False advertising claims involving uses of the term “natural” have spanned the skincare, hair care, cleaning products, and food industries. Two recently filed class-action complaints target use of this designation for popular beverages.

In Lenora Rice, et al v. National Beverage Corporation (Circuit Court of Cook County, 2018CH12302, Oct. 1, 2018), a case recently filed in Illinois state court, Plaintiff Lenora Rice accuses National Beverage of using unnatural flavorings and synthetic compounds in its popular LaCroix sparking waters, in alleged contradiction to its “all natural” and “100% natural” advertising claims. In particular, Rice claims that National Beverage’s LaCroix beverages contain chemical compounds recognized as synthetic or artificial by the Food and Drug Administration (“FDA”). Rice contends that advertising products containing these ingredients as “natural” violates the Illinois Consumer Fraud Act and National Beverage’s express warranties to consumers. National Beverage has not yet answered the complaint.

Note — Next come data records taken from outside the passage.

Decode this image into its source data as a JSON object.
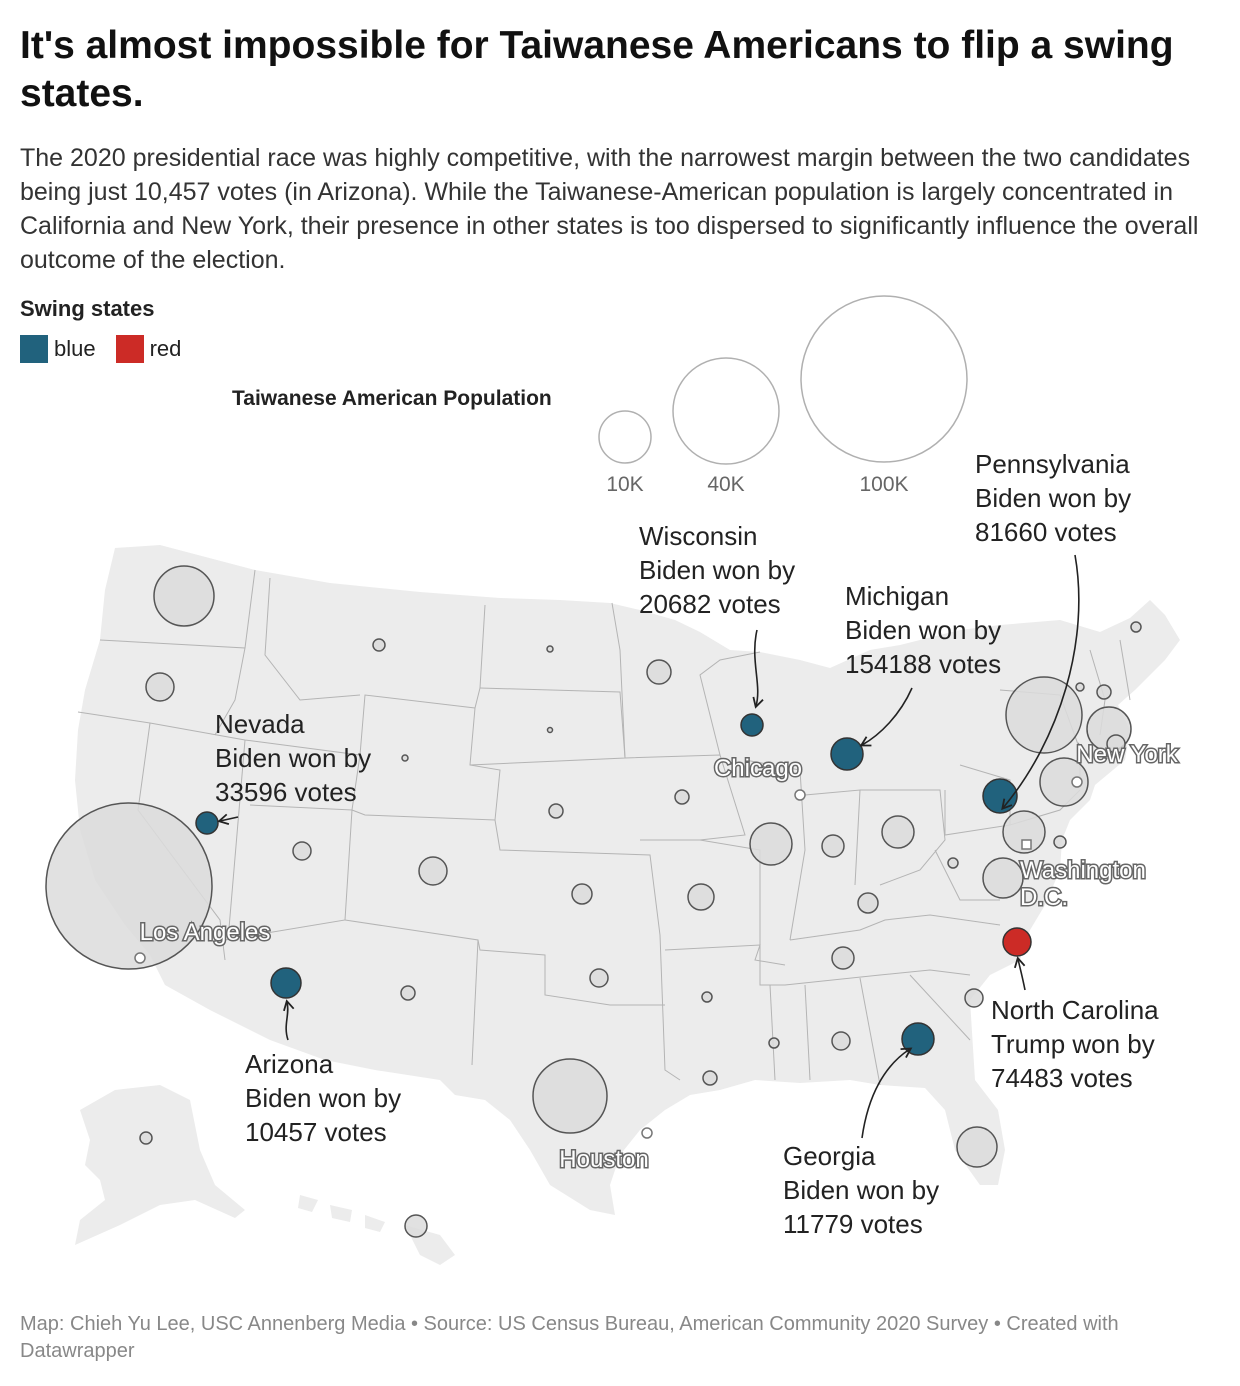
{
  "title": "It's almost impossible for Taiwanese Americans to flip a swing states.",
  "subtitle": "The 2020 presidential race was highly competitive, with the narrowest margin between the two candidates being just 10,457 votes (in Arizona). While the Taiwanese-American population is largely concentrated in California and New York, their presence in other states is too dispersed to significantly influence the overall outcome of the election.",
  "legend": {
    "title": "Swing states",
    "items": [
      {
        "label": "blue",
        "color": "#21627d"
      },
      {
        "label": "red",
        "color": "#cc2b26"
      }
    ]
  },
  "size_legend": {
    "title": "Taiwanese American Population",
    "items": [
      {
        "label": "10K",
        "value": 10000
      },
      {
        "label": "40K",
        "value": 40000
      },
      {
        "label": "100K",
        "value": 100000
      }
    ]
  },
  "cities": [
    "Chicago",
    "New York",
    "Washington D.C.",
    "Los Angeles",
    "Houston"
  ],
  "annotations": [
    {
      "state": "Pennsylvania",
      "line2": "Biden won by",
      "line3": "81660 votes"
    },
    {
      "state": "Wisconsin",
      "line2": "Biden won by",
      "line3": "20682 votes"
    },
    {
      "state": "Michigan",
      "line2": "Biden won by",
      "line3": "154188 votes"
    },
    {
      "state": "Nevada",
      "line2": "Biden won by",
      "line3": "33596 votes"
    },
    {
      "state": "Arizona",
      "line2": "Biden won by",
      "line3": "10457 votes"
    },
    {
      "state": "North Carolina",
      "line2": "Trump won by",
      "line3": "74483 votes"
    },
    {
      "state": "Georgia",
      "line2": "Biden won by",
      "line3": "11779 votes"
    }
  ],
  "colors": {
    "land": "#ececec",
    "border": "#b4b4b4",
    "bubble": "#dcdcdc",
    "bubble_stroke": "#555555"
  },
  "footer": "Map: Chieh Yu Lee, USC Annenberg Media • Source: US Census Bureau, American Community 2020 Survey  • Created with Datawrapper"
}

In Kevin Branca v. Bai Brands, LLC (S.D. Cal. Apr. 19, 2018), filed earlier this year in the Southern District of California, Plaintiff Kevin Branca challenges Bai’s use of the designation “with other natural flavors,” imagery of ripe fresh fruit, and product names like “Malawi Mango” and “Brasilia Blueberry” in connection with BAI beverages. In asserting violations of California false advertising and other consumer protection laws, Branca alleges that Bai’s conduct creates the false impression that its beverages contain natural ingredients only, when in fact they contain malic acid and d-1-malic acid, chemicals plaintiff contends are not naturally occurring. Bai’s motion to dismiss and motion for sanctions remain pending.

In November 2015, the FDA established “a docket to receive information and comments on the use of the term ‘natural’ in the labeling of human food products, including foods that are genetically engineered or contain ingredients produced through the use of genetic engineering.” Use of the Term “Natural” in the Labeling of Human Food Products; Request for Information and Comments, 80 Fed. Reg. 69905-01, 2015 WL 6958210 (proposed Nov. 15, 2015) (to be codified at 21 C.F.R. pt. 101).

Among other things, the FDA solicited comments and proposals addressing: (1) the type(s) of ingredients that would disqualify use of the designation “natural”; (2) whether the manner in which an ingredient is produced or sourced should affect use of “natural”; (3) whether certain production practices should be considered when designating “natural” food products; and (4) whether the term “natural” should apply to “unprocessed” foods only, and, if so, how “unprocessed” foods should be defined.

The FDA’s notice-and-comment period ended in May of 2016. See U.S. Food & Drug Administration: “Natural” on Food Labeling, available here. But it has yet to issue its guidance.

While awaiting FDA guidance, some courts have deferred rulings on permissible uses of the designation “natural” for food and beverage products. See, e.g., Scholder v. Riviana Foods Inc., No. 16-cv-6002(ADS)(AKT), 2017 WL 2773586, at *2-3 (E.D.N.Y. Jun. 23, 2017) (internal quotations omitted) (Court held that “natural” food labeling is within the FDA’s discretion, and that awaiting FDA guidance on the issue “would almost certainly help harmonize court rulings,” which is important because “Congress [did] not want to allow states to impose disclosure requirements of their own on packaged food products, most of which are sold nationwide in order to avoid the need for [m]anufacturers . . . to print 50 different labels.”).

With some courts reluctant to weigh in on the use of “natural” absent FDA guidance, food manufacturers continue to face uncertainty and potentially costly litigation when advertising their food/beverage products as “natural.”